Deadlock in session daemon and consumer for short lived apps in live per-pid
I encountered a deadlock of the session daemon when tracing short lived UST app in burst. I was not able to reproduce it.
Here is the session configuration:
lttng create allo --live lttng enable-channel --buffers-pid -s allo --tracefile-size=5M --tracefile-count=4 -u chan1 lttng enable-event -u -a -c chan1 lttng start allo
After configured this session, I ran the following for loop followed by a lttng destroy command. As such:
for i in `seq 1 10`; do ../../../lttng-emojis/main & ; done; lttng destroy -a
These apps run and exit very quickly.
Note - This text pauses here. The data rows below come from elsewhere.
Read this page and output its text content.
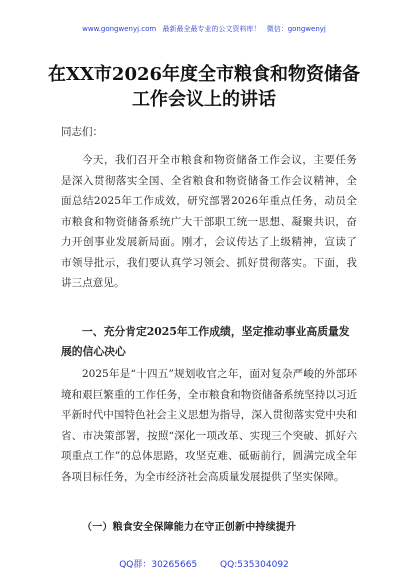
www.gongwenyj.com 最新最全最专业的公文资料库！ 微信：gongwenyj
在XX市2026年度全市粮食和物资储备
工作会议上的讲话
同志们：
今天，我们召开全市粮食和物资储备工作会议，主要任务是深入贯彻落实全国、全省粮食和物资储备工作会议精神，全面总结2025年工作成效，研究部署2026年重点任务，动员全市粮食和物资储备系统广大干部职工统一思想、凝聚共识，奋力开创事业发展新局面。刚才，会议传达了上级精神，宣读了市领导批示，我们要认真学习领会、抓好贯彻落实。下面，我讲三点意见。
一、充分肯定2025年工作成绩，坚定推动事业高质量发展的信心决心
2025年是“十四五”规划收官之年，面对复杂严峻的外部环境和艰巨繁重的工作任务，全市粮食和物资储备系统坚持以习近平新时代中国特色社会主义思想为指导，深入贯彻落实党中央和省、市决策部署，按照“深化一项改革、实现三个突破、抓好六项重点工作”的总体思路，攻坚克难、砥砺前行，圆满完成全年各项目标任务，为全市经济社会高质量发展提供了坚实保障。
（一）粮食安全保障能力在守正创新中持续提升
QQ群：30265665	QQ:535304092
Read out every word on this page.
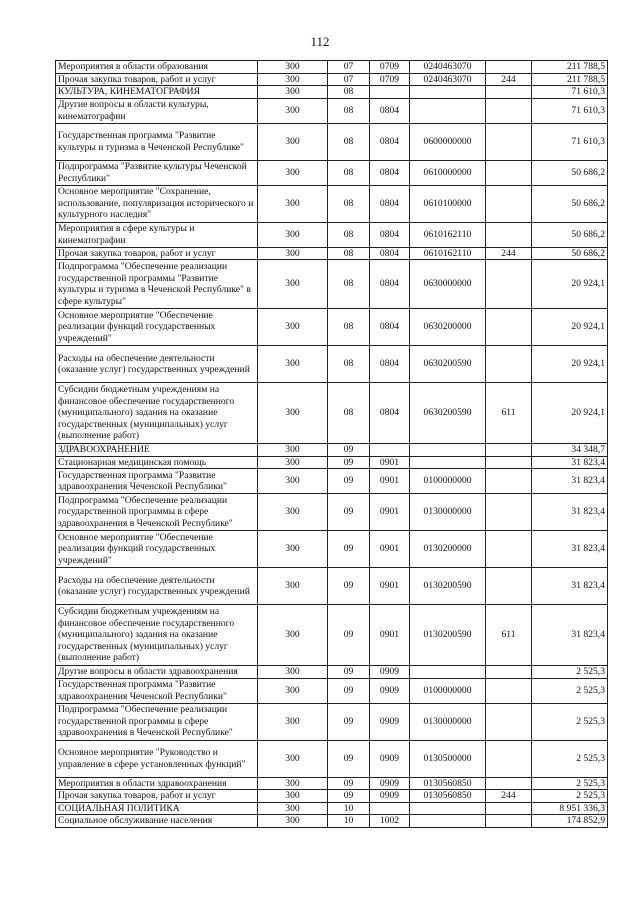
112
Мероприятия в области образования	300	07	0709	0240463070		211 788,5
Прочая закупка товаров, работ и услуг	300	07	0709	0240463070	244	211 788,5
КУЛЬТУРА, КИНЕМАТОГРАФИЯ	300	08				71 610,3
Другие вопросы в области культуры, кинематографии	300	08	0804			71 610,3
Государственная программа "Развитие культуры и туризма в Чеченской Республике"	300	08	0804	0600000000		71 610,3
Подпрограмма "Развитие культуры Чеченской Республики"	300	08	0804	0610000000		50 686,2
Основное мероприятие "Сохранение, использование, популяризация исторического и культурного наследия"	300	08	0804	0610100000		50 686,2
Мероприятия в сфере культуры и кинематографии	300	08	0804	0610162110		50 686,2
Прочая закупка товаров, работ и услуг	300	08	0804	0610162110	244	50 686,2
Подпрограмма "Обеспечение реализации государственной программы "Развитие культуры и туризма в Чеченской Республике" в сфере культуры"	300	08	0804	0630000000		20 924,1
Основное мероприятие "Обеспечение реализации функций государственных учреждений"	300	08	0804	0630200000		20 924,1
Расходы на обеспечение деятельности (оказание услуг) государственных учреждений	300	08	0804	0630200590		20 924,1
Субсидии бюджетным учреждениям на финансовое обеспечение государственного (муниципального) задания на оказание государственных (муниципальных) услуг (выполнение работ)	300	08	0804	0630200590	611	20 924,1
ЗДРАВООХРАНЕНИЕ	300	09				34 348,7
Стационарная медицинская помощь	300	09	0901			31 823,4
Государственная программа "Развитие здравоохранения Чеченской Республики"	300	09	0901	0100000000		31 823,4
Подпрограмма "Обеспечение реализации государственной программы в сфере здравоохранения в Чеченской Республике"	300	09	0901	0130000000		31 823,4
Основное мероприятие "Обеспечение реализации функций государственных учреждений"	300	09	0901	0130200000		31 823,4
Расходы на обеспечение деятельности (оказание услуг) государственных учреждений	300	09	0901	0130200590		31 823,4
Субсидии бюджетным учреждениям на финансовое обеспечение государственного (муниципального) задания на оказание государственных (муниципальных) услуг (выполнение работ)	300	09	0901	0130200590	611	31 823,4
Другие вопросы в области здравоохранения	300	09	0909			2 525,3
Государственная программа "Развитие здравоохранения Чеченской Республики"	300	09	0909	0100000000		2 525,3
Подпрограмма "Обеспечение реализации государственной программы в сфере здравоохранения в Чеченской Республике"	300	09	0909	0130000000		2 525,3
Основное мероприятие "Руководство и управление в сфере установленных функций"	300	09	0909	0130500000		2 525,3
Мероприятия в области здравоохранения	300	09	0909	0130560850		2 525,3
Прочая закупка товаров, работ и услуг	300	09	0909	0130560850	244	2 525,3
СОЦИАЛЬНАЯ ПОЛИТИКА	300	10				8 951 336,3
Социальное обслуживание населения	300	10	1002			174 852,9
The lttng destroy command never completes .
I attached the source code of the app as well as the backtraces of both lttng session daemon and the lttng consumer daemon.
We gathered so far:
sessiond thread 8: waiting on consumer socket (recv), while holding the consumer socket lock
sessiond thread 11: waiting for socket lock, while holding ust registry lock
sessiond thread 15: waiting for ust registry lock
consumerd thread 4: waiting for stream lock
consumerd thread 7: waiting on consumer metadata socket(recv), while holding stream lock
consumerd thread 8: waiting for stream lock
I was running this lttng-tools branch: https://github.com/PSRCode/lttng-tools/tree/live-per-pid (commit f0e3b9ebe)
Updated by Francis Deslauriers 5 months ago
- File sessiond-bt-2.txt sessiond-bt-2.txt added
- File consumerd-bt-2.txt consumerd-bt-2.txt added
- File relayd-bt-2.txt relayd-bt-2.txt added
I was able to reproduce it by using the following loop:
for i in `seq 1 40`; do ./setup-trace.sh ; ../../../lttng-emojis/main &; lttng destroy -a ; done;
I attached the backtrace of this run.